Back at the beginning of the year I first felt this push, and I once again (Jonah-like) put it off. I told God that if He wanted this of me, He was going to have to arrange it. Over the course of the first two months of the year, God did. I found myself at two meetings which gave me the opportunity for adoration, and at two other pick-up times where I could go and let myself be steeped in His presence.

Even with those little miracles, I did not will to go the next step, to make time myself for Him. But I’d peek in when I passed the adoration chapel and knew it to be open, I just wouldn’t sit. The year got harder and harder. God kept offering me options to come and sit and rest, to take the better portion, but for some reason, I preferred my stress and I stayed away.

September came and because I wasn't praying as often, I knew I needed to do something so I began to consider if I could go to daily Mass once a week. By the end of the month, I’d found a way to make it happen.

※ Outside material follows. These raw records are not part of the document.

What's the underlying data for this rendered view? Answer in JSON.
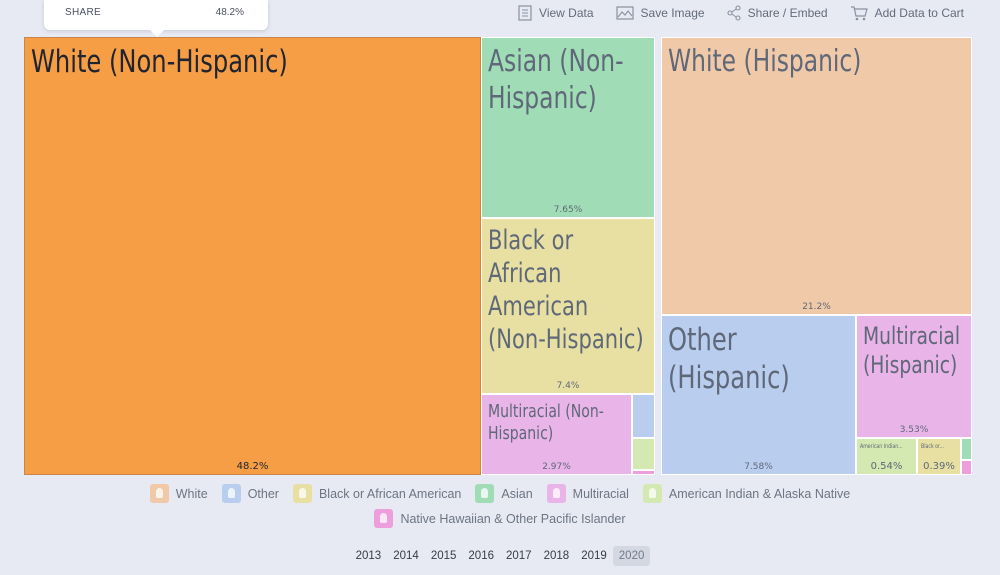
{
  "tooltip": {
    "key": "SHARE",
    "value": "48.2%"
  },
  "toolbar": {
    "items": [
      {
        "label": "View Data",
        "icon": "document-icon"
      },
      {
        "label": "Save Image",
        "icon": "image-icon"
      },
      {
        "label": "Share / Embed",
        "icon": "share-icon"
      },
      {
        "label": "Add Data to Cart",
        "icon": "cart-icon"
      }
    ]
  },
  "chart_data": {
    "type": "treemap",
    "unit": "share (%)",
    "highlighted": "White (Non-Hispanic)",
    "groups": [
      {
        "name": "White",
        "color": "#f0c9a9"
      },
      {
        "name": "Other",
        "color": "#b9cdee"
      },
      {
        "name": "Black or African American",
        "color": "#e8e0a3"
      },
      {
        "name": "Asian",
        "color": "#a0ddb6"
      },
      {
        "name": "Multiracial",
        "color": "#e9b4e8"
      },
      {
        "name": "American Indian & Alaska Native",
        "color": "#d4e9b1"
      },
      {
        "name": "Native Hawaiian & Other Pacific Islander",
        "color": "#ec9fdc"
      }
    ],
    "nodes": [
      {
        "label": "White (Non-Hispanic)",
        "value": 48.2,
        "pct": "48.2%",
        "group": "White"
      },
      {
        "label": "Asian (Non-Hispanic)",
        "value": 7.65,
        "pct": "7.65%",
        "group": "Asian"
      },
      {
        "label": "Black or African American (Non-Hispanic)",
        "value": 7.4,
        "pct": "7.4%",
        "group": "Black or African American"
      },
      {
        "label": "Multiracial (Non-Hispanic)",
        "value": 2.97,
        "pct": "2.97%",
        "group": "Multiracial"
      },
      {
        "label": "",
        "value": 0.5,
        "pct": "",
        "group": "Other"
      },
      {
        "label": "",
        "value": 0.4,
        "pct": "",
        "group": "American Indian & Alaska Native"
      },
      {
        "label": "",
        "value": 0.1,
        "pct": "",
        "group": "Native Hawaiian & Other Pacific Islander"
      },
      {
        "label": "White (Hispanic)",
        "value": 21.2,
        "pct": "21.2%",
        "group": "White"
      },
      {
        "label": "Other (Hispanic)",
        "value": 7.58,
        "pct": "7.58%",
        "group": "Other"
      },
      {
        "label": "Multiracial (Hispanic)",
        "value": 3.53,
        "pct": "3.53%",
        "group": "Multiracial"
      },
      {
        "label": "American Indian...",
        "value": 0.54,
        "pct": "0.54%",
        "group": "American Indian & Alaska Native"
      },
      {
        "label": "Black or...",
        "value": 0.39,
        "pct": "0.39%",
        "group": "Black or African American"
      },
      {
        "label": "",
        "value": 0.15,
        "pct": "",
        "group": "Asian"
      },
      {
        "label": "",
        "value": 0.1,
        "pct": "",
        "group": "Native Hawaiian & Other Pacific Islander"
      }
    ]
  },
  "legend": {
    "rows": [
      [
        {
          "label": "White",
          "color": "#f0c9a9"
        },
        {
          "label": "Other",
          "color": "#b9cdee"
        },
        {
          "label": "Black or African American",
          "color": "#e8e0a3"
        },
        {
          "label": "Asian",
          "color": "#a0ddb6"
        },
        {
          "label": "Multiracial",
          "color": "#e9b4e8"
        },
        {
          "label": "American Indian & Alaska Native",
          "color": "#d4e9b1"
        }
      ],
      [
        {
          "label": "Native Hawaiian & Other Pacific Islander",
          "color": "#ec9fdc"
        }
      ]
    ]
  },
  "years": {
    "items": [
      "2013",
      "2014",
      "2015",
      "2016",
      "2017",
      "2018",
      "2019",
      "2020"
    ],
    "selected": "2020"
  },
  "colors": {
    "highlight": "#f59e45",
    "highlight_border": "#c98446",
    "page_bg": "#e7eaf3"
  }
}
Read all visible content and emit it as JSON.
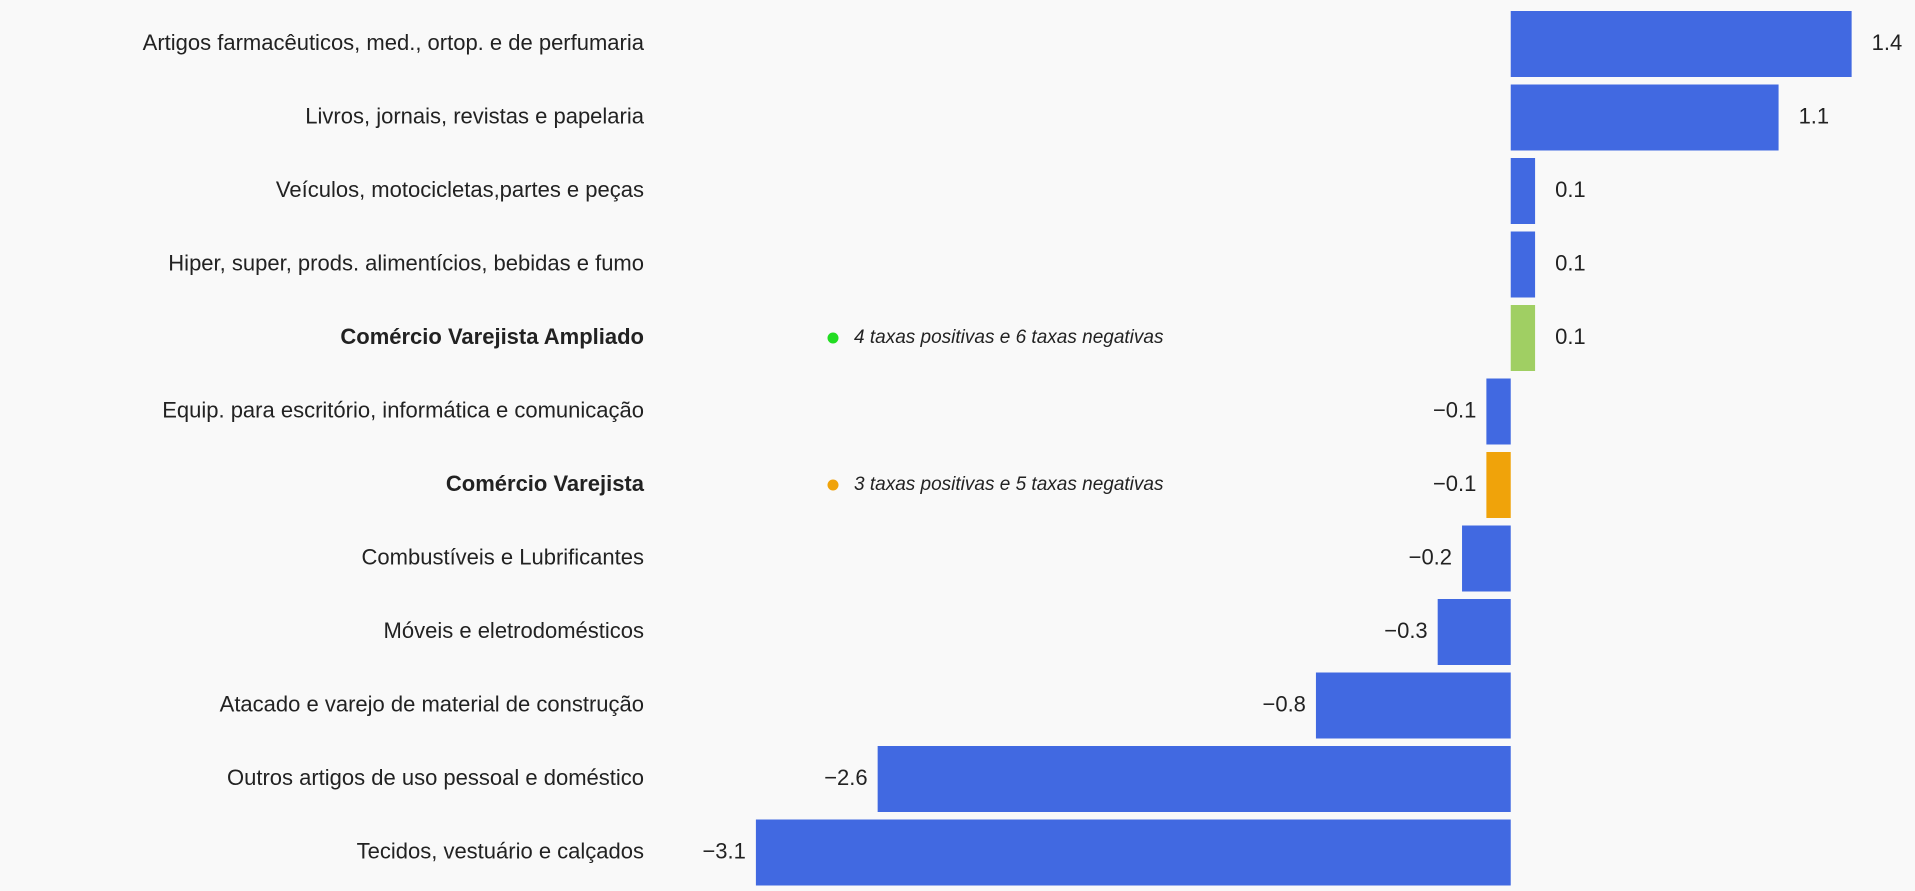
{
  "chart_data": {
    "type": "bar",
    "orientation": "horizontal",
    "categories": [
      "Artigos farmacêuticos, med., ortop. e de perfumaria",
      "Livros, jornais, revistas e papelaria",
      "Veículos, motocicletas,partes e peças",
      "Hiper, super, prods.  alimentícios, bebidas e fumo",
      "Comércio Varejista Ampliado",
      "Equip. para escritório, informática e comunicação",
      "Comércio Varejista",
      "Combustíveis e Lubrificantes",
      "Móveis e eletrodomésticos",
      "Atacado e varejo de material de construção",
      "Outros artigos de uso pessoal e doméstico",
      "Tecidos, vestuário e calçados"
    ],
    "values": [
      1.4,
      1.1,
      0.1,
      0.1,
      0.1,
      -0.1,
      -0.1,
      -0.2,
      -0.3,
      -0.8,
      -2.6,
      -3.1
    ],
    "value_labels": [
      "1.4",
      "1.1",
      "0.1",
      "0.1",
      "0.1",
      "−0.1",
      "−0.1",
      "−0.2",
      "−0.3",
      "−0.8",
      "−2.6",
      "−3.1"
    ],
    "colors": [
      "#4169e1",
      "#4169e1",
      "#4169e1",
      "#4169e1",
      "#a0cf63",
      "#4169e1",
      "#f0a30a",
      "#4169e1",
      "#4169e1",
      "#4169e1",
      "#4169e1",
      "#4169e1"
    ],
    "notes": [
      null,
      null,
      null,
      null,
      "4 taxas positivas e 6 taxas negativas",
      null,
      "3 taxas positivas e 5 taxas negativas",
      null,
      null,
      null,
      null,
      null
    ],
    "note_colors": [
      null,
      null,
      null,
      null,
      "#22dd22",
      null,
      "#f0a30a",
      null,
      null,
      null,
      null,
      null
    ],
    "xlim": [
      -3.5,
      1.65
    ]
  }
}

Now adoration is held in the room outside of the cry room at the local parish. I popped my head in the first day and said, “Hello Jesus. I love you.” And wondered how I would find time for more than that given my life. I did this a few more times but felt dissatisfied. I knew God wanted more and I still wasn't giving. The next week, sitting in the cry room at Mass waiting for our turn to go up to receive the Eucharist with a very talkative three-year-old, I explained to God, “I can’t go to adoration with Anna. She’s noisy and it will distract from others who are present if I bring her. It will be loud.”

After communion, I walked hand-in-hand with my daughter to return to the cry room, but the adoration chapel’s door was open. A man holding a shop vac was cleaning out the room, but there were still adorers in the room. The noise was such that I knew this moment God had pulled out all the stops and opened the door for me for right then, as if saying, "I want a noisy church," and I took Anna into the room. “Hello Jesus, thanks for coming down to my level, and letting me see you and visit while the vacuum is going.” I said, and started laughing. We stayed until the custodian finished his work.

The moral of the story: tell God your objections but be prepared to see whatever barriers you throw up against growing closer to Him removed with a swiftness that only speaks of being Divine. (And today, my husband helped me get through the rosary).

That’s my small success for the week, I look forward to hearing about yours.